We’re happy to report that, likely due to its rustic facilities, Al Natural Resort attracts guests who aren’t high maintenance and looking for every detail to be perfect. All of the guests we met were laid-back, well-traveled folks who were looking to explore the natural beauty of the area… just like us. It also felt a bit like a G8 summit at dinnertime, with conversations occurring simultaneously in English, French, Spanish and German. It was a great opportunity for me to practice my linguistic skills and make some wonderful friends along the way.
Looking for more ideas for visiting Panama? Check out our complete guide!
If you love nature and being disconnected from the modern world, a visit to Al Natural could be right up your alley. Most of the visitors are couples coming for a romantic getaway (sorry to disrupt you, guys!) and we also met a wonderful family traveling with their teenage daughter.
It would also be great for families with older kids. Our daughter was almost 3.5yo at the time of our visit and I’d say that’s probably the minimum ideal age. This is definitely a case of knowing your own kids and what the would enjoy and what level of challenge is right for them. An adventurous 5yo might like the experience much more than an 8yo who prefers more conventional experiences. And the same is true for adults. Overall, we had a great time at Al Natural – and it also challenged us to grow into the experience. We will definitely recommend a visit to the adventurous travelers in our life!
Looking for more ideas for visiting Panama? Check out these other posts!
Getting to Bocas del Toro
How you get to Bocas del Toro depends on your point of origin. If you’re coming from Panama City or from San Jose, Costa Rica you can easy get a flight into the teeny tiny Bocas del Toro airport on Isla Colon. In many ways this is the most convenient option, as you can then hop on the already-scheduled daily boat that Al Natural Resort runs from Bocas Town to Isla Bastimentos.
We actually walked with two kids, a stroller, and tons of stuff between Al Natural’s office and the airport and even at our glacial pace it was only a 15 minute walk (albeit not through a very scenic area). We flew Air Panama from Bocas del Toro to Panama City at the end of our visit for less than $100 per person – check flight prices now.
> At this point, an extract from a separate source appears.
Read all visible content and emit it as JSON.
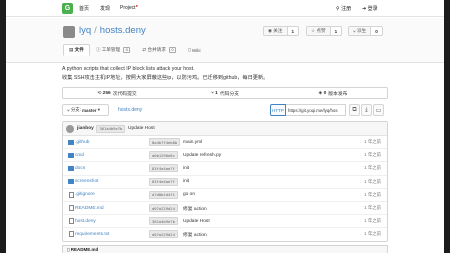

If you’re coming from Boquete (as we did) your only option is ground transportation, as there are no longer direct flights between Boquete and Bocas del Toro. There are several shuttle van services that will take you on the trip, and we were happy enough with Hello Panama’s transfer service. The price is very reasonable at $30 per adult and $20 per child and they arrive earlier than the other shuttle option; however, generally you have to meet at Hello Panama’s office in downtown Boquete at 7:30am. Since we were a party of four with two little kids, Hello Panama was kind enough to pick us up at our hotel in Boquete at 7am – it was an early morning, but easier than loading our stuff in a taxi to get into town ourselves!
The other Boquete to Bocas del Toro shuttle is Panama Shuttles. Our hotel in Boquete recommended them, as they pick up at your hotel and offer great service, but their departure is just a little bit later and would have been too late for Al Natural’s boat to the resort. Both shuttle options include the water taxi from Almirante to Bocas Town. No matter which service you choose, keep your eyes open for some gorgeous scenery as you go through Panama’s mountainous north and eventually drop to the coast.
To get from Puerto Viejo, Costa Rica to Bocas del Toro, the easiest option is to use a service that handles the journey’s legs all in one ticket, thought that isn’t the cheapest option. Caribe Shuttle charges $33, which includes your Bocas del Toro water taxi, van service to the border, a guide for the border crossing, and drop-off at your hotel in Costa Rica.
Many thanks to Al Natural for hosting two nights of our stay; all opinions are my own.